Hervé Rousseau
Il y a cinq ans, la privatisation de FDJ a relancé l’actionnariat individuel. Les petits porteurs sont 4 millions.
Il y a tout juste cinq ans. Le 21 novembre 2019, la privatisation de FDJ (Française des Jeux) faisait un tabac auprès des particuliers.
L’opération attirait plus 500 000 petits porteurs, dont une grande majorité de néophytes des marchés boursiers. Après des années de désamour, cette introduction en Bourse a largement participé à réconcilier les Français avec l’investissement en actions.
Auparavant, échaudés par les crises à répétition, les Français s’étaient massivement détournés des placements en actions. Auparavant, le nombre d’actionnaires individuels présents à la Bourse de Paris avait ainsi été divisé par plus de deux en une dizaine d’années pour tomber à environ 3 millions, selon la Banque de France.

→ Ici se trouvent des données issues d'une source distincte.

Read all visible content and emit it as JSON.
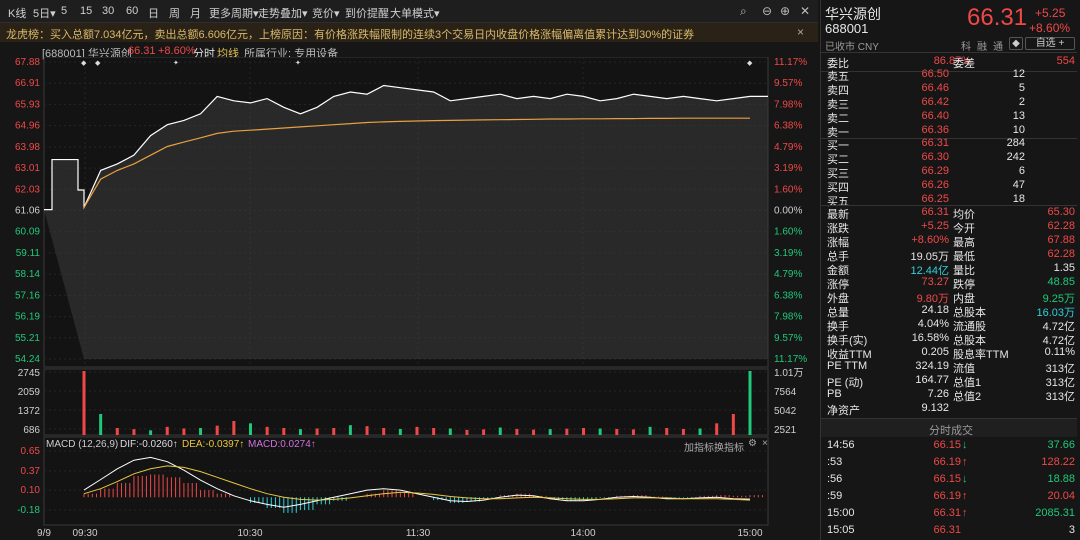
{
  "toolbar": {
    "items": [
      "K线",
      "5日▾",
      "5",
      "15",
      "30",
      "60",
      "日",
      "周",
      "月",
      "更多周期▾",
      "走势叠加▾",
      "竞价▾",
      "到价提醒",
      "大单模式▾"
    ]
  },
  "notice": {
    "text": "龙虎榜：买入总额7.034亿元，卖出总额6.606亿元，上榜原因：有价格涨跌幅限制的连续3个交易日内收盘价格涨幅偏离值累计达到30%的证券",
    "close": "×"
  },
  "infobar": {
    "code": "[688001] 华兴源创",
    "price": "66.31",
    "change": "+8.60%",
    "mode1": "分时",
    "mode2": "均线",
    "industry": "所属行业: 专用设备"
  },
  "chart_data": [
    {
      "type": "line",
      "title": "",
      "y_left_ticks": [
        "67.88",
        "66.91",
        "65.93",
        "64.96",
        "63.98",
        "63.01",
        "62.03",
        "61.06",
        "60.09",
        "59.11",
        "58.14",
        "57.16",
        "56.19",
        "55.21",
        "54.24"
      ],
      "y_right_ticks": [
        "11.17%",
        "9.57%",
        "7.98%",
        "6.38%",
        "4.79%",
        "3.19%",
        "1.60%",
        "0.00%",
        "1.60%",
        "3.19%",
        "4.79%",
        "6.38%",
        "7.98%",
        "9.57%",
        "11.17%"
      ],
      "x_ticks": [
        "9/9",
        "09:30",
        "10:30",
        "11:30",
        "14:00",
        "15:00"
      ],
      "ylim": [
        54.24,
        67.88
      ],
      "prev_close": 61.06,
      "series": [
        {
          "values": [
            61.2,
            62.9,
            63.2,
            63.6,
            64.5,
            65.0,
            65.2,
            65.5,
            66.3,
            66.1,
            66.0,
            66.2,
            65.8,
            65.5,
            65.8,
            66.3,
            66.5,
            66.4,
            66.8,
            66.7,
            66.6,
            66.5,
            66.1,
            66.2,
            66.3,
            66.4,
            66.2,
            66.3,
            66.2,
            66.4,
            66.3,
            66.1,
            66.2,
            66.4,
            66.3,
            66.2,
            66.3,
            66.2,
            66.1,
            66.2,
            66.3
          ]
        },
        {
          "values": [
            61.2,
            62.5,
            62.9,
            63.2,
            63.6,
            64.0,
            64.2,
            64.4,
            64.6,
            64.7,
            64.75,
            64.8,
            64.85,
            64.9,
            64.95,
            65.0,
            65.05,
            65.1,
            65.13,
            65.15,
            65.17,
            65.19,
            65.2,
            65.21,
            65.22,
            65.23,
            65.24,
            65.25,
            65.26,
            65.26,
            65.27,
            65.27,
            65.28,
            65.28,
            65.29,
            65.29,
            65.3,
            65.3,
            65.3,
            65.3,
            65.3
          ]
        }
      ]
    },
    {
      "type": "bar",
      "title": "",
      "y_left_ticks": [
        "2745",
        "2059",
        "1372",
        "686"
      ],
      "y_right_ticks": [
        "1.01万",
        "7564",
        "5042",
        "2521"
      ],
      "values": [
        2745,
        900,
        300,
        250,
        200,
        350,
        280,
        300,
        400,
        600,
        500,
        350,
        300,
        250,
        280,
        300,
        420,
        380,
        300,
        260,
        350,
        300,
        280,
        220,
        240,
        320,
        260,
        230,
        250,
        270,
        300,
        280,
        260,
        240,
        350,
        300,
        260,
        280,
        500,
        900,
        2745
      ]
    },
    {
      "type": "bar",
      "title": "MACD (12,26,9)",
      "labels": {
        "dif": "DIF:-0.0260↑",
        "dea": "DEA:-0.0397↑",
        "macd": "MACD:0.0274↑",
        "btn1": "加指标",
        "btn2": "换指标"
      },
      "y_ticks": [
        "0.65",
        "0.37",
        "0.10",
        "-0.18"
      ],
      "ylim": [
        -0.32,
        0.65
      ],
      "macd": [
        0.05,
        0.12,
        0.2,
        0.3,
        0.32,
        0.28,
        0.2,
        0.1,
        0.05,
        0.0,
        -0.08,
        -0.15,
        -0.22,
        -0.18,
        -0.1,
        -0.05,
        0.0,
        0.05,
        0.1,
        0.06,
        0.0,
        -0.04,
        -0.08,
        -0.06,
        -0.02,
        0.03,
        0.05,
        0.02,
        -0.03,
        -0.05,
        -0.04,
        -0.01,
        0.02,
        0.03,
        0.01,
        -0.02,
        -0.01,
        0.02,
        0.03,
        0.02,
        0.03
      ],
      "dif": [
        0.1,
        0.25,
        0.4,
        0.52,
        0.56,
        0.5,
        0.38,
        0.24,
        0.12,
        0.02,
        -0.05,
        -0.1,
        -0.14,
        -0.1,
        -0.05,
        0.0,
        0.05,
        0.1,
        0.12,
        0.1,
        0.05,
        0.0,
        -0.05,
        -0.06,
        -0.04,
        0.0,
        0.03,
        0.02,
        -0.02,
        -0.05,
        -0.05,
        -0.03,
        0.0,
        0.01,
        0.0,
        -0.02,
        -0.02,
        -0.01,
        0.0,
        -0.02,
        -0.026
      ],
      "dea": [
        0.05,
        0.12,
        0.22,
        0.33,
        0.4,
        0.44,
        0.42,
        0.36,
        0.28,
        0.2,
        0.12,
        0.05,
        0.0,
        -0.03,
        -0.04,
        -0.03,
        -0.01,
        0.02,
        0.05,
        0.07,
        0.06,
        0.04,
        0.01,
        -0.01,
        -0.02,
        -0.02,
        -0.01,
        0.0,
        -0.01,
        -0.02,
        -0.03,
        -0.03,
        -0.02,
        -0.01,
        -0.01,
        -0.01,
        -0.02,
        -0.02,
        -0.02,
        -0.03,
        -0.04
      ]
    }
  ],
  "right": {
    "name": "华兴源创",
    "code": "688001",
    "status": "已收市 CNY",
    "price": "66.31",
    "chg": "+5.25",
    "pct": "+8.60%",
    "tags": [
      "科",
      "融",
      "通"
    ],
    "watch": "自选 +",
    "weibi_label": "委比",
    "weibi": "86.87%",
    "weicha_label": "委差",
    "weicha": "554",
    "asks": [
      {
        "label": "卖五",
        "price": "66.50",
        "vol": "12"
      },
      {
        "label": "卖四",
        "price": "66.46",
        "vol": "5"
      },
      {
        "label": "卖三",
        "price": "66.42",
        "vol": "2"
      },
      {
        "label": "卖二",
        "price": "66.40",
        "vol": "13"
      },
      {
        "label": "卖一",
        "price": "66.36",
        "vol": "10"
      }
    ],
    "bids": [
      {
        "label": "买一",
        "price": "66.31",
        "vol": "284"
      },
      {
        "label": "买二",
        "price": "66.30",
        "vol": "242"
      },
      {
        "label": "买三",
        "price": "66.29",
        "vol": "6"
      },
      {
        "label": "买四",
        "price": "66.26",
        "vol": "47"
      },
      {
        "label": "买五",
        "price": "66.25",
        "vol": "18"
      }
    ],
    "stats": [
      {
        "l1": "最新",
        "v1": "66.31",
        "c1": "red",
        "l2": "均价",
        "v2": "65.30",
        "c2": "red"
      },
      {
        "l1": "涨跌",
        "v1": "+5.25",
        "c1": "red",
        "l2": "今开",
        "v2": "62.28",
        "c2": "red"
      },
      {
        "l1": "涨幅",
        "v1": "+8.60%",
        "c1": "red",
        "l2": "最高",
        "v2": "67.88",
        "c2": "red"
      },
      {
        "l1": "总手",
        "v1": "19.05万",
        "c1": "white",
        "l2": "最低",
        "v2": "62.28",
        "c2": "red"
      },
      {
        "l1": "金额",
        "v1": "12.44亿",
        "c1": "cyan",
        "l2": "量比",
        "v2": "1.35",
        "c2": "white"
      },
      {
        "l1": "涨停",
        "v1": "73.27",
        "c1": "red",
        "l2": "跌停",
        "v2": "48.85",
        "c2": "green"
      },
      {
        "l1": "外盘",
        "v1": "9.80万",
        "c1": "red",
        "l2": "内盘",
        "v2": "9.25万",
        "c2": "green"
      },
      {
        "l1": "总量",
        "v1": "24.18",
        "c1": "white",
        "l2": "总股本",
        "v2": "16.03万",
        "c2": "cyan"
      },
      {
        "l1": "换手",
        "v1": "4.04%",
        "c1": "white",
        "l2": "流通股",
        "v2": "4.72亿",
        "c2": "white"
      },
      {
        "l1": "换手(实)",
        "v1": "16.58%",
        "c1": "white",
        "l2": "总股本",
        "v2": "4.72亿",
        "c2": "white"
      },
      {
        "l1": "收益TTM",
        "v1": "0.205",
        "c1": "white",
        "l2": "股息率TTM",
        "v2": "0.11%",
        "c2": "white"
      },
      {
        "l1": "PE TTM",
        "v1": "324.19",
        "c1": "white",
        "l2": "流值",
        "v2": "313亿",
        "c2": "white"
      },
      {
        "l1": "PE (动)",
        "v1": "164.77",
        "c1": "white",
        "l2": "总值1",
        "v2": "313亿",
        "c2": "white"
      },
      {
        "l1": "PB",
        "v1": "7.26",
        "c1": "white",
        "l2": "总值2",
        "v2": "313亿",
        "c2": "white"
      },
      {
        "l1": "净资产",
        "v1": "9.132",
        "c1": "white",
        "l2": "",
        "v2": "",
        "c2": "white"
      }
    ],
    "ticks_title": "分时成交",
    "ticks": [
      {
        "t": "14:56",
        "p": "66.15",
        "d": "↓",
        "dc": "green",
        "v": "37.66",
        "vc": "green"
      },
      {
        "t": ":53",
        "p": "66.19",
        "d": "↑",
        "dc": "red",
        "v": "128.22",
        "vc": "red"
      },
      {
        "t": ":56",
        "p": "66.15",
        "d": "↓",
        "dc": "green",
        "v": "18.88",
        "vc": "green"
      },
      {
        "t": ":59",
        "p": "66.19",
        "d": "↑",
        "dc": "red",
        "v": "20.04",
        "vc": "red"
      },
      {
        "t": "15:00",
        "p": "66.31",
        "d": "↑",
        "dc": "red",
        "v": "2085.31",
        "vc": "green"
      },
      {
        "t": "15:05",
        "p": "66.31",
        "d": "",
        "dc": "red",
        "v": "3",
        "vc": "white"
      }
    ]
  }
}
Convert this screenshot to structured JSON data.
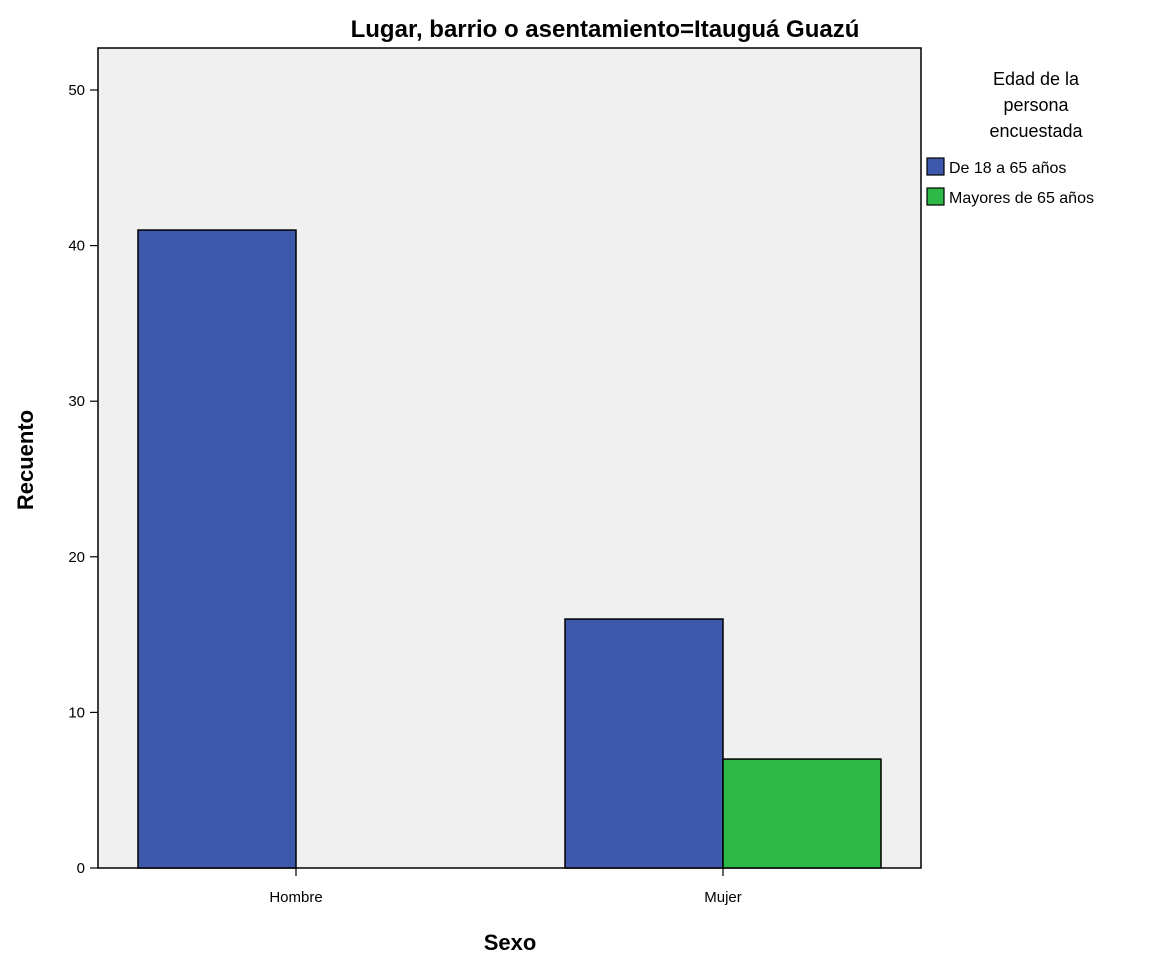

Le succès de la mise en Bourse de FDJ et le beau parcours du titre durant la première année de cotation (le titre a pratiquement doublé de valeur) ont ensuite encouragé les vocations. Le retour des particuliers s’est encore amplifié avec la crise sanitaire. Une nouvelle génération d’investisseurs a alors fait son apparition, essentiellement des trentenaires, novices en Bourse. Ils ont découvert l’investissement en actions pendant les confinements, lorsqu’ils étaient coincés chez eux avec pour principale fenêtre sur le monde leurs ordinateurs.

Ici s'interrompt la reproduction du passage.